Jakarta, CNBC Indonesia - Pasar keuangan Indonesia sedang bergairah pada perdagangan kemarin. Tercatat Indeks Harga Saham Gabungan (IHSG) dan rupiah kompak menguat.

Pasar keuangan Indonesia diperkirakan sedikit suram hari ini imbas lesunya bursa Amerika Serikat (AS). Selengkapnya mengenai sentimen penggerak pasar hari ini bisa dibaca pada halaman 3 artikel ini. 

Bergerak fluktuatif, IHSG mampu ditutup naik tipis 0,09% menjadi 6.833,17 secara harian pada perdagangan Selasa (4/4/2023).


Adapun sebanyak 193 saham menguat, 334 saham melemah sementara 194 saham lainnya tidak bergerak. Perdagangan menunjukkan nilai transaksi mencapai sekitar Rp 8,6 triliun dengan melibatkan 17,6 miliar saham yang berpindah tangan sebanyak 1,43 juta kali.

Lonjakan harga batubara juga nyatanya bisa menambah suntikan sentimen positif ke pasar bursa saham Indonesia.

Pada perdagangan Senin (3/4/2023), harga batu bara kontrak Mei di pasar ICE Newcastle ditutup di posisi US$ 212 per ton. Harganya terbang 9,84% atau nyaris 10%. Harga tersebut adalah yang tertinggi sejak 8 Februari 2023 atau hampir sebulan terakhir.

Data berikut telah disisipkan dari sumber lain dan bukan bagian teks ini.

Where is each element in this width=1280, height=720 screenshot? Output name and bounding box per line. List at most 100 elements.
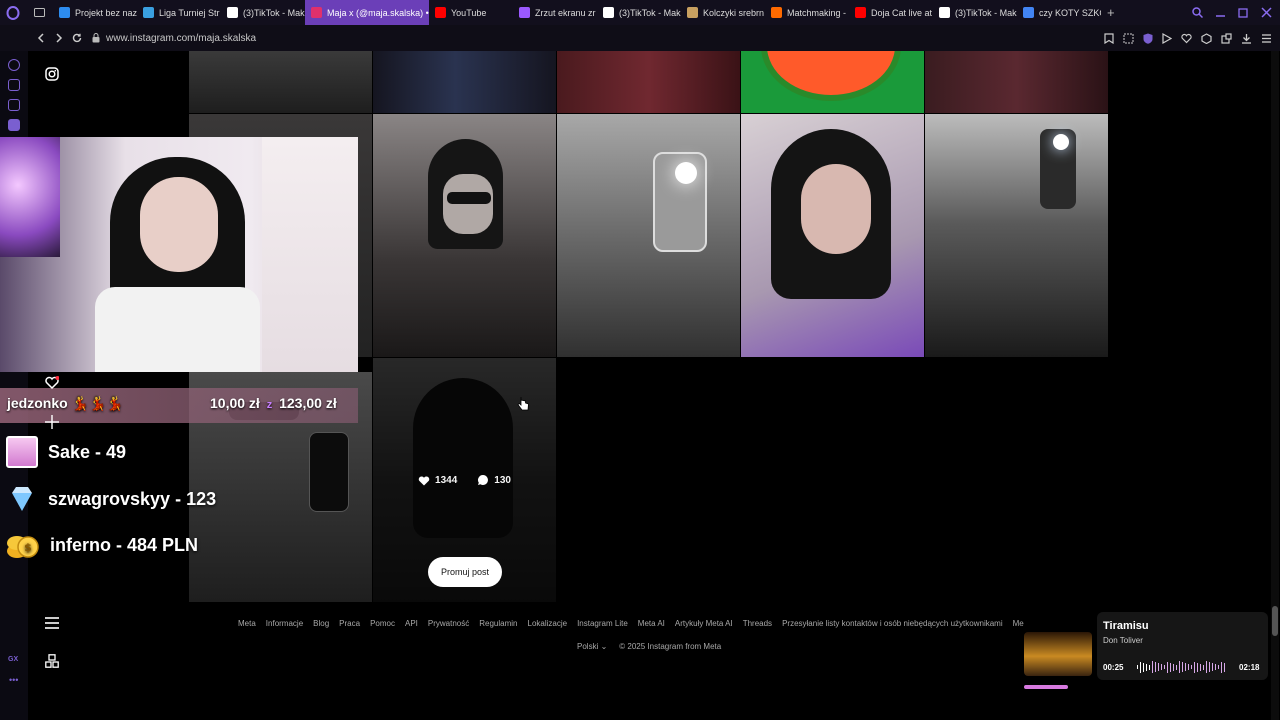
sidebar-messenger-icon[interactable] bbox=[8, 99, 20, 111]
waveform-bar bbox=[1191, 665, 1192, 669]
waveform-bar bbox=[1167, 661, 1168, 673]
post-thumbnail[interactable] bbox=[373, 51, 556, 113]
snapshot-icon[interactable] bbox=[1123, 33, 1134, 44]
post-thumbnail[interactable] bbox=[925, 51, 1108, 113]
also-from-meta-icon[interactable] bbox=[45, 654, 59, 668]
heart-icon[interactable] bbox=[1181, 33, 1192, 44]
browser-tab[interactable]: Zrzut ekranu zr bbox=[513, 0, 597, 25]
waveform-bar bbox=[1182, 662, 1183, 672]
footer-link[interactable]: Lokalizacje bbox=[528, 619, 568, 628]
browser-tab[interactable]: Maja x (@maja.skalska) • bbox=[305, 0, 429, 25]
sidebar-more-icon[interactable]: ••• bbox=[9, 675, 18, 685]
search-icon[interactable] bbox=[1192, 7, 1203, 18]
sidebar-gx-icon[interactable]: GX bbox=[8, 656, 18, 663]
waveform-scrubber[interactable] bbox=[1137, 661, 1229, 673]
play-icon[interactable] bbox=[1162, 32, 1172, 44]
webcam-overlay bbox=[0, 137, 358, 372]
new-tab-button[interactable]: + bbox=[1101, 0, 1121, 25]
footer-link[interactable]: Meta AI bbox=[638, 619, 665, 628]
sidebar-m-icon[interactable] bbox=[8, 119, 20, 131]
waveform-bar bbox=[1137, 665, 1138, 669]
footer-link[interactable]: Informacje bbox=[266, 619, 303, 628]
post-thumbnail[interactable] bbox=[925, 114, 1108, 357]
footer-link[interactable]: Me bbox=[1013, 619, 1024, 628]
address-bar: www.instagram.com/maja.skalska bbox=[0, 25, 1280, 51]
close-icon[interactable] bbox=[1261, 7, 1272, 18]
footer-link[interactable]: API bbox=[405, 619, 418, 628]
waveform-bar bbox=[1203, 664, 1204, 670]
footer-link[interactable]: Instagram Lite bbox=[577, 619, 628, 628]
menu-icon[interactable] bbox=[1261, 33, 1272, 44]
browser-tab[interactable]: (3)TikTok - Mak bbox=[221, 0, 305, 25]
url-field[interactable]: www.instagram.com/maja.skalska bbox=[92, 33, 256, 44]
browser-tab[interactable]: Projekt bez naz bbox=[53, 0, 137, 25]
sidebar-aria-icon[interactable] bbox=[8, 59, 20, 71]
forward-icon[interactable] bbox=[54, 33, 64, 43]
browser-tab[interactable]: (3)TikTok - Mak bbox=[597, 0, 681, 25]
donation-goal: 123,00 zł bbox=[279, 395, 337, 411]
post-thumbnail[interactable] bbox=[189, 51, 372, 113]
tab-favicon-icon bbox=[771, 7, 782, 18]
cube-icon[interactable] bbox=[1201, 32, 1212, 44]
browser-tab[interactable]: YouTube bbox=[429, 0, 513, 25]
page-scrollbar[interactable] bbox=[1271, 51, 1279, 720]
waveform-bar bbox=[1179, 661, 1180, 673]
footer-link[interactable]: Threads bbox=[743, 619, 772, 628]
waveform-bar bbox=[1194, 661, 1195, 673]
waveform-bar bbox=[1140, 661, 1141, 673]
tab-label: Matchmaking - bbox=[787, 7, 847, 18]
footer-link[interactable]: Prywatność bbox=[428, 619, 469, 628]
diamond-icon bbox=[6, 483, 38, 515]
lock-icon bbox=[92, 33, 100, 43]
footer-link[interactable]: Przesyłanie listy kontaktów i osób niebę… bbox=[782, 619, 1003, 628]
post-thumbnail[interactable] bbox=[557, 51, 740, 113]
minimize-icon[interactable] bbox=[1215, 7, 1226, 18]
promote-post-button[interactable]: Promuj post bbox=[428, 557, 502, 587]
browser-tab[interactable]: czy KOTY SZKO bbox=[1017, 0, 1101, 25]
footer-link[interactable]: Pomoc bbox=[370, 619, 395, 628]
extensions-icon[interactable] bbox=[1221, 32, 1232, 44]
download-icon[interactable] bbox=[1241, 33, 1252, 44]
opera-logo-icon[interactable] bbox=[0, 0, 26, 25]
vpn-shield-icon[interactable] bbox=[1143, 33, 1153, 44]
notification-heart-icon[interactable] bbox=[45, 376, 59, 389]
browser-tab[interactable]: Matchmaking - bbox=[765, 0, 849, 25]
copyright-text: © 2025 Instagram from Meta bbox=[619, 642, 722, 651]
waveform-bar bbox=[1197, 662, 1198, 672]
sidebar-workspace-icon[interactable] bbox=[8, 79, 20, 91]
tab-label: Doja Cat live at bbox=[871, 7, 933, 18]
song-title: Tiramisu bbox=[1103, 620, 1149, 632]
footer-link[interactable]: Regulamin bbox=[479, 619, 517, 628]
tab-favicon-icon bbox=[603, 7, 614, 18]
tab-label: czy KOTY SZKO bbox=[1039, 7, 1101, 18]
language-select[interactable]: Polski ⌄ bbox=[577, 642, 607, 651]
tab-favicon-icon bbox=[519, 7, 530, 18]
browser-tab[interactable]: Doja Cat live at bbox=[849, 0, 933, 25]
more-menu-icon[interactable] bbox=[45, 617, 59, 629]
bookmark-icon[interactable] bbox=[1104, 32, 1114, 44]
back-icon[interactable] bbox=[36, 33, 46, 43]
waveform-bar bbox=[1212, 663, 1213, 671]
post-thumbnail[interactable] bbox=[741, 51, 924, 113]
instagram-logo-icon[interactable] bbox=[45, 67, 59, 81]
restore-icon[interactable] bbox=[1238, 7, 1249, 18]
tab-label: Kolczyki srebrn bbox=[703, 7, 765, 18]
footer-link[interactable]: Praca bbox=[339, 619, 360, 628]
browser-tab[interactable]: (3)TikTok - Mak bbox=[933, 0, 1017, 25]
footer-link[interactable]: Blog bbox=[313, 619, 329, 628]
waveform-bar bbox=[1164, 665, 1165, 669]
tab-overview-icon[interactable] bbox=[26, 0, 53, 25]
browser-tab[interactable]: Kolczyki srebrn bbox=[681, 0, 765, 25]
footer-link[interactable]: Meta bbox=[238, 619, 256, 628]
post-thumbnail[interactable] bbox=[557, 114, 740, 357]
post-thumbnail[interactable] bbox=[741, 114, 924, 357]
post-thumbnail[interactable] bbox=[373, 114, 556, 357]
progress-track[interactable] bbox=[1024, 685, 1068, 689]
browser-tab[interactable]: Liga Turniej Str bbox=[137, 0, 221, 25]
footer-links: Meta Informacje Blog Praca Pomoc API Prywatnoś… bbox=[238, 619, 1028, 628]
reload-icon[interactable] bbox=[72, 33, 82, 43]
browser-tab-bar: Projekt bez naz Liga Turniej Str (3)TikTok… bbox=[0, 0, 1280, 25]
footer-link[interactable]: Artykuły Meta AI bbox=[675, 619, 733, 628]
create-plus-icon[interactable] bbox=[45, 415, 59, 429]
scrollbar-thumb[interactable] bbox=[1272, 606, 1278, 636]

Indonesia merupakan eksportir terbesar batubara thermal dunia sehingga kenaikan harga batubara bisa melambungkan ekspor.

Lonjakan harga batubara juga akan menguntungkan banyak emiten seperti PT Adaro Energy Indonesia (ADRO), PT Indo Tambangraya Megah (ITMG), PT Bukit Asam (PTBA), hingga PT Bumi Resources (BUMI).

Sementara itu, nilai tukar rupiah menguat tajam melawan dolar Amerika Serikat (AS) pada perdagangan Selasa (4/4/2023) hingga menyentuh lagi angka Rp 14.800/US$-an. Rupiah kini sudah menguat lima hari beruntun dan berada di level terkuat sejak 3 Februari.

Indeks dolar AS yang merosot 0,4% awal pekan kemarin membuat rupiah mampu melesat. Tanda-tanda perekonomian AS merosot semakin terlihat.

Institute for Supply Management (ISM) melaporkan kontraksi sektor manufaktur semakin dalam pada Maret. Purchasing Managers' Index (PMI) dilaporkan sebesar 46,3, sudah mengalami kontraksi (di bawah 50) selama 5 bulan beruntun dan berada di level terendah sejak Mei 2020.

Pasca rilis data tersebut, indeks dolar AS yang sebelumnya menguat langsung berbalik turun.

Namun, di sisi lain inflasi berdasarkan personal consumption expenditure (PCE) yang sulit turun membuat pasar kembali memprediksi bank sentral AS (The Fed) akan kembali menaikkan suku bunga pada Mei.